Today our aim was to complete a simple day walk but complete some of the scientific work along the way. In simple terms we were going to the summit of Mt Drygalski, all 226 metres of it.
On leaving Base Camp Fred and I had a casual walk south along the foreshore of Walrus Bay as a warm up, and we needed it, overnight there had been a small fall of snow and the temperature had dropped accordingly.
We left 2 of the light and temperature sensors at the southern end of the bay on the rock finger that reached out to us from Mt Drygalski and then started the short climb. The trick was to pick a line to climb that was clear of the lush green azorella plant and also avoided the small pea to tennis ball sized lava rocks that covered the hillside.
The view along the way is outstanding. North is the Azorella peninsula with Walrus Bay on the left and Corinthian Bay on the right. The unique rock formations of the far north of Azorella peninsula defy my explanation. All I can say is that the bands of different coloured rock that flow upward through the cliff face are impressive and I’m told are part of the Drygalski formation on which Heard Island sits.

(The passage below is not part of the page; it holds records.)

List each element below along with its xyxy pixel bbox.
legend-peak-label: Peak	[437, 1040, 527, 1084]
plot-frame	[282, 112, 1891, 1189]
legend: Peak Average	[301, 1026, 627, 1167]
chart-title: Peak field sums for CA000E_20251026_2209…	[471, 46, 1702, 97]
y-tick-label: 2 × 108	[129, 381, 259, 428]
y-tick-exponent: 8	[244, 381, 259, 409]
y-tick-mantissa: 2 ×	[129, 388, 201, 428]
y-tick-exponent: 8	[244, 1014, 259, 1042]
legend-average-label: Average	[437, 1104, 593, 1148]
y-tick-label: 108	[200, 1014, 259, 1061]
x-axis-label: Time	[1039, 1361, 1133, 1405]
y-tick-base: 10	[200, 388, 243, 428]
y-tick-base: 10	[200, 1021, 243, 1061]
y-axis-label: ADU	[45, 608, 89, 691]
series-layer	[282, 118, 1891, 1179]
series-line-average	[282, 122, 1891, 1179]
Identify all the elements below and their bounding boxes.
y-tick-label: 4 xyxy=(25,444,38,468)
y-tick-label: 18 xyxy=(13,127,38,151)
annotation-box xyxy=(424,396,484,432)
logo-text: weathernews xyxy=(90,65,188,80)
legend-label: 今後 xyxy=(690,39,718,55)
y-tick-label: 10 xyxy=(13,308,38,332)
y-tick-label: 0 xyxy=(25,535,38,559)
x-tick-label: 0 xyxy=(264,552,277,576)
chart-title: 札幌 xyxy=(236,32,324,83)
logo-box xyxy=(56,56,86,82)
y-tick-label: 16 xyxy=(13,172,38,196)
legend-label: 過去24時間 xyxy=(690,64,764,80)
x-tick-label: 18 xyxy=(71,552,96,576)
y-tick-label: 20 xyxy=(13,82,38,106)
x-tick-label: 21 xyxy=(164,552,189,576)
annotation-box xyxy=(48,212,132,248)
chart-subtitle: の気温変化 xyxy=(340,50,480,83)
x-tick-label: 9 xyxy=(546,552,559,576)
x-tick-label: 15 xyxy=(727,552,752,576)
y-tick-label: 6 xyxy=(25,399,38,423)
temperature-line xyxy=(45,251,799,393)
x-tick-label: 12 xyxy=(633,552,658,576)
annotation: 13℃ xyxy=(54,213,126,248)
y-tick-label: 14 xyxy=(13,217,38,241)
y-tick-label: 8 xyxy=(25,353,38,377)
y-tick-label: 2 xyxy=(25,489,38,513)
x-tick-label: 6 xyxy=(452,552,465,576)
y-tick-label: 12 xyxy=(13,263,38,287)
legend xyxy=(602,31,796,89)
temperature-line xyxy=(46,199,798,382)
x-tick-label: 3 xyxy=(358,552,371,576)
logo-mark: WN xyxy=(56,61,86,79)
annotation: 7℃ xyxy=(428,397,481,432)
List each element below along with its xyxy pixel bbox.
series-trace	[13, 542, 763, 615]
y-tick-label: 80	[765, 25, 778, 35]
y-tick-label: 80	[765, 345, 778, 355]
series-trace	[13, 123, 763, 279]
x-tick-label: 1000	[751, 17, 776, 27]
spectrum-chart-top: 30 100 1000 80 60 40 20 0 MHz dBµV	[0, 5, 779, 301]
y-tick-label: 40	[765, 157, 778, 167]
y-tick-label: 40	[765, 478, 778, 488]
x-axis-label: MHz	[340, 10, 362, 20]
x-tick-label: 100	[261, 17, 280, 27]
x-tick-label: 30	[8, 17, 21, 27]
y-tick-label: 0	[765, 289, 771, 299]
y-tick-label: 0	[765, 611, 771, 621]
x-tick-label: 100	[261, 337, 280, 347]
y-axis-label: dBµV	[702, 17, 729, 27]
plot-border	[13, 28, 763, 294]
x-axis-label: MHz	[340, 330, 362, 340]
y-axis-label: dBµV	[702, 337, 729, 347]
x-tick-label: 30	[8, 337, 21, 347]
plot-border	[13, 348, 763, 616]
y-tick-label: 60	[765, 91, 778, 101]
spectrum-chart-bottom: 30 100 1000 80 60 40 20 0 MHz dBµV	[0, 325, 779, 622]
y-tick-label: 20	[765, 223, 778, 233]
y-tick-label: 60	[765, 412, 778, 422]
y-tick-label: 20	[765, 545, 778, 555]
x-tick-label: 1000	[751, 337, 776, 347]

By the time we reached the summit point the winds had increased to the pint that standing was a difficulty and shortened our stay to a few minutes.
From the summit we headed east along the ridgeline and a view out over the Schmidt glacier and also over the King penguin rookery that we had visited several days before. It’s from here that we really get a view of the trek that these penguins make from the rookery to the sea. We had seen them ambling along when we followed their trail but from above the true magnitude of their trip is clear. Why don’t they move closer to the sea?
There are ridges of moraine rock in front of us that are just too tempting and I’ve convinced Fred that a walk along the far ridge will give us even better views over the Schmidt glacier. There are several small glacier lagoons that we see from the ridge and maybe on an other trip out this way we can get some time to investigate these.
Our route of Mount Drygalski is relatively simple, stay high until we are clear of the cliff lines on the eastern end and then plunge down the lava and sand terraces to reach the sand flats before the short walk back into Base Camp.